Histoire du Mozambique

- Premiers siècles de notre ère : Le Mozambique est occupé sur les plateaux par des peuples bantou. Les navigateurs indiens et arabes ouvrent de nombreux comptoirs sur la côte est de l'Afrique.

- VIIIème siècle : Les Arabes développent le comptoir de Sofala, au sud du Zambèze, d'où sont exportés l'or, le fer et le cuivre du royaume du Zimbabwe.
- 1498 : Le Portugais Vasco de Gama reconnait les côtes lors d'une expédition. Les Noirs vivent dans des cités-États administrées par les Arabes, comme Quelimane et Catembe (la future Maputo). 

Une colonisation brutale 

- XVIème siècle : Les premiers colons portugais s'établissent dans ces comptoirs musulmans, puis ils explorent l'intérieur des terres, remontant le Zambèze jusqu'au royaume de Monomotapa. Ils pratiquent le commerce des esclaves. Mais le pays attire peu les Européens.
- Fin du XVIIIème siècle : Une campagne de colonisation est lancée par le pouvoir portugais. Il s'agit d'attirer des colons en leur offrant des concessions. Ce système de prazo (propriété) échoue. 
- XXème siècle : L'administration portugaise est de type autocratique, en particulier sous le régime dictatorial d'António Salazar.

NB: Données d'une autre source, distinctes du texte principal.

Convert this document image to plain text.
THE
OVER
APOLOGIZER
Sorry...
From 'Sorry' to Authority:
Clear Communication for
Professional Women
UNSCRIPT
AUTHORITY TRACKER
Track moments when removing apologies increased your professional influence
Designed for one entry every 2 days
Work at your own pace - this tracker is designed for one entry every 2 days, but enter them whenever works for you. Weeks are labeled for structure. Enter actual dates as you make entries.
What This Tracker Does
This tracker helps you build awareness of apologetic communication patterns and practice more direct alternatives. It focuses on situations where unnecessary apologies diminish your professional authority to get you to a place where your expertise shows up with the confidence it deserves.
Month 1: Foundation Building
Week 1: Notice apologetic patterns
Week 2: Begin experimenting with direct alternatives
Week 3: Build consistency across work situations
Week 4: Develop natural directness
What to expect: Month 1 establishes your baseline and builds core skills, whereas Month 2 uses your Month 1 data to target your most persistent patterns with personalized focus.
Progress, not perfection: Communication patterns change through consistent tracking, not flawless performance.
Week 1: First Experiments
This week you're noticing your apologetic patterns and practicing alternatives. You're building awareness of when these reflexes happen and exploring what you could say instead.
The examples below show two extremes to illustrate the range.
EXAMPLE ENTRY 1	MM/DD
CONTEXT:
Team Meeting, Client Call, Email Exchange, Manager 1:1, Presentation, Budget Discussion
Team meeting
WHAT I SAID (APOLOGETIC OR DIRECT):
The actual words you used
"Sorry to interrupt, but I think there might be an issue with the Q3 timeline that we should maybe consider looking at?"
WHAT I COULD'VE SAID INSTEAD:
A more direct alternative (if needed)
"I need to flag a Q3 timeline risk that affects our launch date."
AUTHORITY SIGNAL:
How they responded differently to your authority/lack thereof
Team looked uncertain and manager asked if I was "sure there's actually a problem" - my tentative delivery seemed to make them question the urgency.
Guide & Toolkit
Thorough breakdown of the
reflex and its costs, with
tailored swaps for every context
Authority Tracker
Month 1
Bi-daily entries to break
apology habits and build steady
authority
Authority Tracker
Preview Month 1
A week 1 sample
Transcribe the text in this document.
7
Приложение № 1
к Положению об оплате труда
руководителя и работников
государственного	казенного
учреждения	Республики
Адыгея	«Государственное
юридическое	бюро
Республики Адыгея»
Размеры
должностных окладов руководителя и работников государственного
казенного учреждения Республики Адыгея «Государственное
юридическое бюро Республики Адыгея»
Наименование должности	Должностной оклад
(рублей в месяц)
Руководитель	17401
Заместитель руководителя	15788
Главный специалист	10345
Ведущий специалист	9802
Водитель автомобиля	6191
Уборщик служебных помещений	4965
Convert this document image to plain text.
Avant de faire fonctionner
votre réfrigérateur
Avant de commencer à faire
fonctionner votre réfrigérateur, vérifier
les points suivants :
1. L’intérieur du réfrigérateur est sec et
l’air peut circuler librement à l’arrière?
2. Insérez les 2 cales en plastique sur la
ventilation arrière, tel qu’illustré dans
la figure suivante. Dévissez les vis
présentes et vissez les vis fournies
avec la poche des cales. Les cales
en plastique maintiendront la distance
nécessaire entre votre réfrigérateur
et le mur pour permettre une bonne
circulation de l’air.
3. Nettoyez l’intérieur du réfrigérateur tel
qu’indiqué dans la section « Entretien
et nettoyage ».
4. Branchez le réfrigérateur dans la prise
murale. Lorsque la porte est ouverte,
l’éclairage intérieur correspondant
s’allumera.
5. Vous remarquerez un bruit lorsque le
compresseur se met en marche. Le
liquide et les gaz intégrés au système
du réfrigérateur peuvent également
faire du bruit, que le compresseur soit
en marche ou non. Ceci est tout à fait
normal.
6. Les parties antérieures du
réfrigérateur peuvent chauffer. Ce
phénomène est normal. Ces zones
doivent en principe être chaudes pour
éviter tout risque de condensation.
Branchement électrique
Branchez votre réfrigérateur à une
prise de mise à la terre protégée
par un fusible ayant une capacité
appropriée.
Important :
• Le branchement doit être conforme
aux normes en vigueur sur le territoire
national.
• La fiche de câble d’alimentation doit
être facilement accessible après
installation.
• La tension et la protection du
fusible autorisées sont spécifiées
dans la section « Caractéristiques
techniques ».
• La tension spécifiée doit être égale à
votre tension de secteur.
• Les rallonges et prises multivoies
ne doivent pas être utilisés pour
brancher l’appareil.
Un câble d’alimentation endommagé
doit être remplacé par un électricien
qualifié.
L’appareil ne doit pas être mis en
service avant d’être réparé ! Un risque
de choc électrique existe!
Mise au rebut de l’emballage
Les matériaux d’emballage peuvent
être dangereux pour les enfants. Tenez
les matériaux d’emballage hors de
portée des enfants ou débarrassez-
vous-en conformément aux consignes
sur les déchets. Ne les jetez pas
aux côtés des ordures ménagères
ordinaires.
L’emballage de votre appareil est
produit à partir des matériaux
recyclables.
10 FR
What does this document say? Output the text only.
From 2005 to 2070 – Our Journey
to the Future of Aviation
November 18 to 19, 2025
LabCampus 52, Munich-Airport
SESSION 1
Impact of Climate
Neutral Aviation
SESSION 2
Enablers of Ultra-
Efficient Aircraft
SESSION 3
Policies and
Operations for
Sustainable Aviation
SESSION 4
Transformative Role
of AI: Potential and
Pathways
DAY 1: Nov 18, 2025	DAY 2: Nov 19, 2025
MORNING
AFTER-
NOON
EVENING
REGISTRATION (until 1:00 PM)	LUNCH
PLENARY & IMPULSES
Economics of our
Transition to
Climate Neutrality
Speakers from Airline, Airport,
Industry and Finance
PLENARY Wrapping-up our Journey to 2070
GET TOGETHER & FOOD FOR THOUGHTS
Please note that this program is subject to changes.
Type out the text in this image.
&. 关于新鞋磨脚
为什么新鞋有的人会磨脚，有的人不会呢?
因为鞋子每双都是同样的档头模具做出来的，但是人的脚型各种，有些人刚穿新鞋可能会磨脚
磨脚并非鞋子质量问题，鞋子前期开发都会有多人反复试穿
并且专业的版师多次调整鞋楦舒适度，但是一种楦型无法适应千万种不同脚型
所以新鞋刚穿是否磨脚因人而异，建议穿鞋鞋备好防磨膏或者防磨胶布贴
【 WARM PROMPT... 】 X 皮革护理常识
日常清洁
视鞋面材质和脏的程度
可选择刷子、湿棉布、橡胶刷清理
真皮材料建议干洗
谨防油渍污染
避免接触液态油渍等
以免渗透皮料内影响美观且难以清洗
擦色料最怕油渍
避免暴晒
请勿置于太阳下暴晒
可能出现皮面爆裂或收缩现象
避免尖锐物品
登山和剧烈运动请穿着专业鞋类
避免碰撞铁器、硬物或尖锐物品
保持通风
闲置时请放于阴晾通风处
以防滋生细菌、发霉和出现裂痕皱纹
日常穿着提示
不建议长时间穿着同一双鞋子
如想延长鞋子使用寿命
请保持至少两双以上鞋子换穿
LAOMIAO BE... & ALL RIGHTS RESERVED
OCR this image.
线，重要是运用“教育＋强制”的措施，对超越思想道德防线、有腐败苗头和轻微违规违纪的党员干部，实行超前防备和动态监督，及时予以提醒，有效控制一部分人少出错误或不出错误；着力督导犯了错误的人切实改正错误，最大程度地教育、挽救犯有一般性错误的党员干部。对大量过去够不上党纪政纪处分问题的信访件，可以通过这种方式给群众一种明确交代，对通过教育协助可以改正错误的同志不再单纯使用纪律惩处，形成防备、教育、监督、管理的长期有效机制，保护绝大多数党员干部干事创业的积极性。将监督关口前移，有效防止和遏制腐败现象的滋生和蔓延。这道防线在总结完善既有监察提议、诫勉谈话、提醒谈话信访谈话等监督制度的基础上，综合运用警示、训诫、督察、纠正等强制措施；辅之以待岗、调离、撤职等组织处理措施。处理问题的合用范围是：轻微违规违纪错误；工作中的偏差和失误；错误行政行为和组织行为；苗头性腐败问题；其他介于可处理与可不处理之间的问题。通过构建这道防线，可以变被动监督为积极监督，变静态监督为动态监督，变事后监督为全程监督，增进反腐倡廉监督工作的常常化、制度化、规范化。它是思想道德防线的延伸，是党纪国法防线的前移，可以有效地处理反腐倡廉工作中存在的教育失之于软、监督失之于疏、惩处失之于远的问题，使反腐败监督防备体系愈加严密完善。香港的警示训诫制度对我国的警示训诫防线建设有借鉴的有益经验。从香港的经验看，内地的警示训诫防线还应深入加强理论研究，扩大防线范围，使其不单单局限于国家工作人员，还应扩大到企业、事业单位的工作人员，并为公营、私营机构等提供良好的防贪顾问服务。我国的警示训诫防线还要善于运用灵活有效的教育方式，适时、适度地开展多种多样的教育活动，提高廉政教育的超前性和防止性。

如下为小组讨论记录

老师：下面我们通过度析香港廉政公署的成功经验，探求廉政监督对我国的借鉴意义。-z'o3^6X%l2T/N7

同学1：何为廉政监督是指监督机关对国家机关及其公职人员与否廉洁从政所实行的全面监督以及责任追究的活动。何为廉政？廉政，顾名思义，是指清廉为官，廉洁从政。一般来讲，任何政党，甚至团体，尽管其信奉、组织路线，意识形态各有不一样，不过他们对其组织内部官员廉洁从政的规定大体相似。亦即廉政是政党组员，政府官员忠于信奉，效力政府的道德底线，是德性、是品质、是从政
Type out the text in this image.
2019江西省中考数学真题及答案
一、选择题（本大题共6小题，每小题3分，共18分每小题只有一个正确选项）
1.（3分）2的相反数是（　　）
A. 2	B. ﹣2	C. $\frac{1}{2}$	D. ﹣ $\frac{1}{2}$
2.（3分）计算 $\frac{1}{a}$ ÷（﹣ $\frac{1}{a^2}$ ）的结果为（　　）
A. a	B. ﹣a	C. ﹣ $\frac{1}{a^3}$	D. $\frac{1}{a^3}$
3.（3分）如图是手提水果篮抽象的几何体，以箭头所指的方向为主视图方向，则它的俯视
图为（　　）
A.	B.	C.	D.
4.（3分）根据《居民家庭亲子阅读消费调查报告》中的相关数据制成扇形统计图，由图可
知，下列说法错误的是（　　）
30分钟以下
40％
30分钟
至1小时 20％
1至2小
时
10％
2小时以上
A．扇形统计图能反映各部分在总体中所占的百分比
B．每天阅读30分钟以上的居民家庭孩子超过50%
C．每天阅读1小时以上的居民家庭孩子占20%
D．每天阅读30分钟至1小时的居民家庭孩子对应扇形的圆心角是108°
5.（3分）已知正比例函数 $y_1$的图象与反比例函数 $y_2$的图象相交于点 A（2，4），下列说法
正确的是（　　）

La vie des Africains est terriblement affectée par les travaux forcés et les mauvais traitements. 
- 1951 : Le Mozambique devient une province portugaise d'outre-mer.

Vers l'indépendance

- 1964 : Le Front de libération du Mozambique (Frelimo), d'obédience marxiste-léniniste, soutenu militairement par la Chine et l'Union soviétique, lance ses premières offensives contre le colonisateur portugais dans le Nord et les grands centres du pays. Cette guérilla, menée à partir de la Tanzanie, prend fin en 1974 avec la révolution des Oillets au Portugal. Le dirigeant du Frelimo, Samora Moises Machel, négocie avec le nouveau gouvernement établi à Lisbonne.
- 25 juin 1975 : L'indépendance du pays est effective. En quelques jours, 250 000Européens quittent le Mozambique. Le Frelimo, qui bénéficie alors d'une forte légitimité au sein de la population mozambicaine, devient le parti unique. Samora Machel met en place un régime socialiste, nationalisant les industries et le secteur agricole. Le Mozambique devient l'un des plus fermes soutiens des nationalistes sud-africains et rhodésiens, en lutte contre la domination blanche et le régime ségrégationniste. Les frontières avec la Rhodésie (actuel Zimbabwe) sont fermées.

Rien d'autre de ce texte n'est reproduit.